Imagine (K-1)Year 2Unit 6 (Imagine Jesus Caring for Us)Session 6

Caring for His Lambs

Session Introduction

Jesus is the good shepherd who loves us and cares for us.
Faith Nurture Goals
  • Tell how the good shepherd loved and cared for his sheep.
  • Trust that Jesus, our good shepherd, loves and cares for us.
  • Praise and thank Jesus for being our good shepherd.
Memory Challenge
Leader Reflection: Preparing to Tell God's Story

What better way to end this year, and this segment of Dwell, than with this picture of Jesus as the good shepherd who cares for his lambs. In this lesson we bring together two ways in which Jesus spoke of himself as the shepherd. The first is in the parable of the lost sheep in Luke 15.

Luke provides the crucial background for the unforgettable parables of chapter 15. The Jewish leaders were upset that Jesus was spending time with sinners and religious outcasts. Jewish religion in Jesus' day was all about religious purity and keeping the law of Moses. Hanging around with obvious sinners might sully one's own commitment (see Psalm 1) and give the sinners the idea they were okay after all. So stay away; keep pure!

In this simple story Jesus makes an analogy between shepherding and himself. That in itself is surprising, since shepherds were considered rough and tough outsiders even in that society. Jesus was saying, "Watch the shepherd in this story, and you'll begin to understand why I hang around with sinners."

In Jesus' day, one hundred sheep were actually quite a large flock. They likely were the joint flock of several neighbors who took turns tending the sheep. This, perhaps, makes it even clearer why the shepherd is so concerned. These sheep aren't just his own, but also his neighbors'. They belong to the community.

Still, it seems strange that the shepherd would leave the 99 out there, vulnerable "in the open country," to go after the lost one. Perhaps he got another shepherd to fill in while he was gone. But that shouldn't sidetrack us. The main point is that the lost sheep becomes the shepherd's passionate focus.

And finding the lost sheep prompts a celebration in the village, especially understandable remembering the communal nature of caring for such a large flock.

In this case (but not always), Jesus makes the analogy of the story starkly clear: "In the same way, there will be more rejoicing in heaven over one sinner who repents than over ninety-nine righteous persons who need no repentance."

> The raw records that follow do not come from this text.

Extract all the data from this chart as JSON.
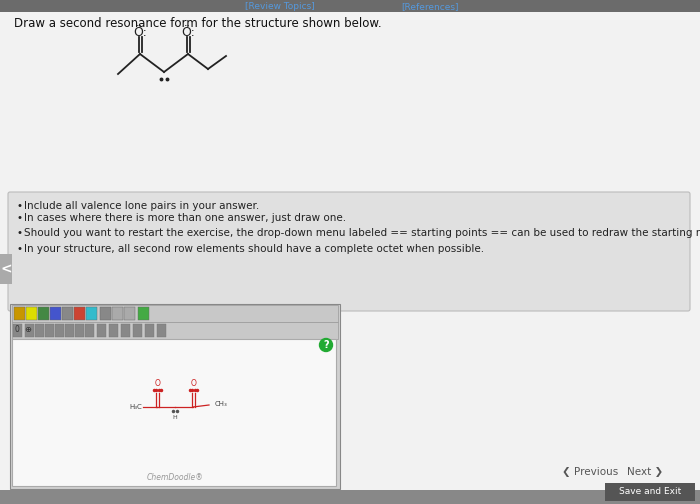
{
  "bg_color": "#c8c8c8",
  "page_bg": "#f2f2f2",
  "header_bar_color": "#6b6b6b",
  "header_link1": "[Review Topics]",
  "header_link2": "[References]",
  "header_link_color": "#5599dd",
  "title": "Draw a second resonance form for the structure shown below.",
  "title_color": "#111111",
  "title_fontsize": 8.5,
  "bullet_points": [
    "Include all valence lone pairs in your answer.",
    "In cases where there is more than one answer, just draw one.",
    "Should you want to restart the exercise, the drop-down menu labeled == starting points == can be used to redraw the starting molecule on the sketcher.",
    "In your structure, all second row elements should have a complete octet when possible."
  ],
  "bullet_fontsize": 7.5,
  "bullet_color": "#222222",
  "info_box_bg": "#e0e0e0",
  "info_box_border": "#bbbbbb",
  "sketcher_outer_bg": "#d8d8d8",
  "sketcher_canvas_bg": "#f8f8f8",
  "sketcher_canvas_border": "#aaaaaa",
  "toolbar_bg": "#cccccc",
  "toolbar_border": "#999999",
  "chemdoodle_text": "ChemDoodle®",
  "prev_next_color": "#555555",
  "save_exit_bg": "#555555",
  "save_exit_text_color": "#ffffff",
  "left_arrow_color": "#777777",
  "mol_line_color": "#222222",
  "mol_red_color": "#cc2222",
  "green_circle_color": "#22aa33",
  "bottom_bar_color": "#888888"
}
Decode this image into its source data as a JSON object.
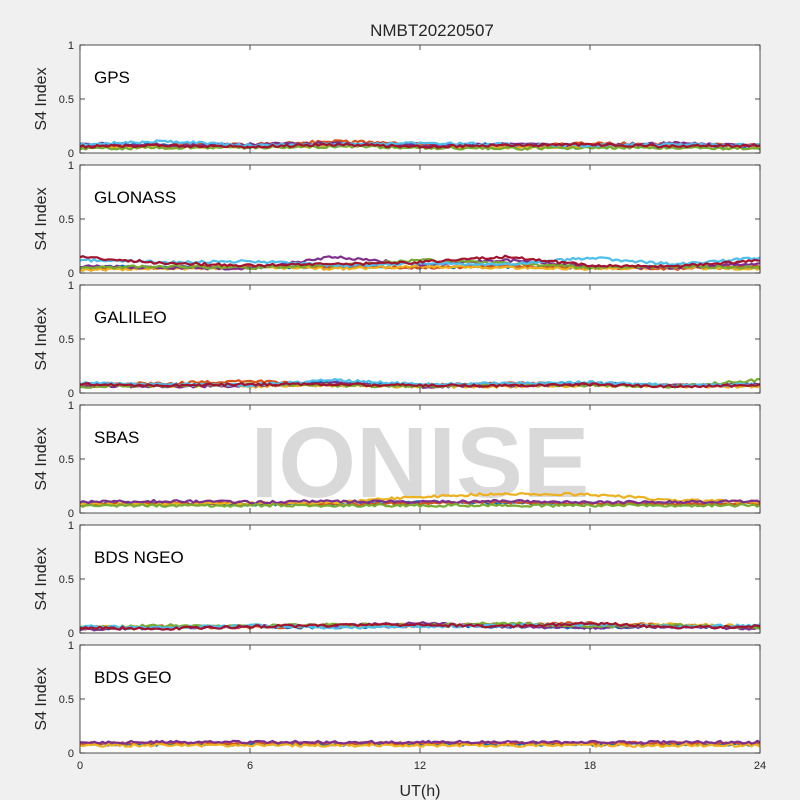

Ouch! What did that sound like to these religious leaders complaining about Jesus hanging around with sinners?

As we turn to the gospel of John, we find ourselves in different territory. In this gospel Jesus doesn't tell a story about shepherding. Rather, he tells us that he is the good shepherd. And then he points to several ways in which this analogy is true of him. For one thing, like the shepherds of that day, he knows his sheep individually, by name; the sheep also know his voice and follow when they hear it. There's an intimate relationship, a deep identification between Jesus and his lambs. In fact, it's so deep and personal that Jesus likens it to the relationship between the Father and the Son.

Most important, the good shepherd lays down his life for the sheep. Though in the parable Jesus spares no effort to find the lost, here he lays down his life on their behalf. Our deepest comfort is that Jesus has laid down his life for us---there is indeed "no greater love" than this (John 15:13).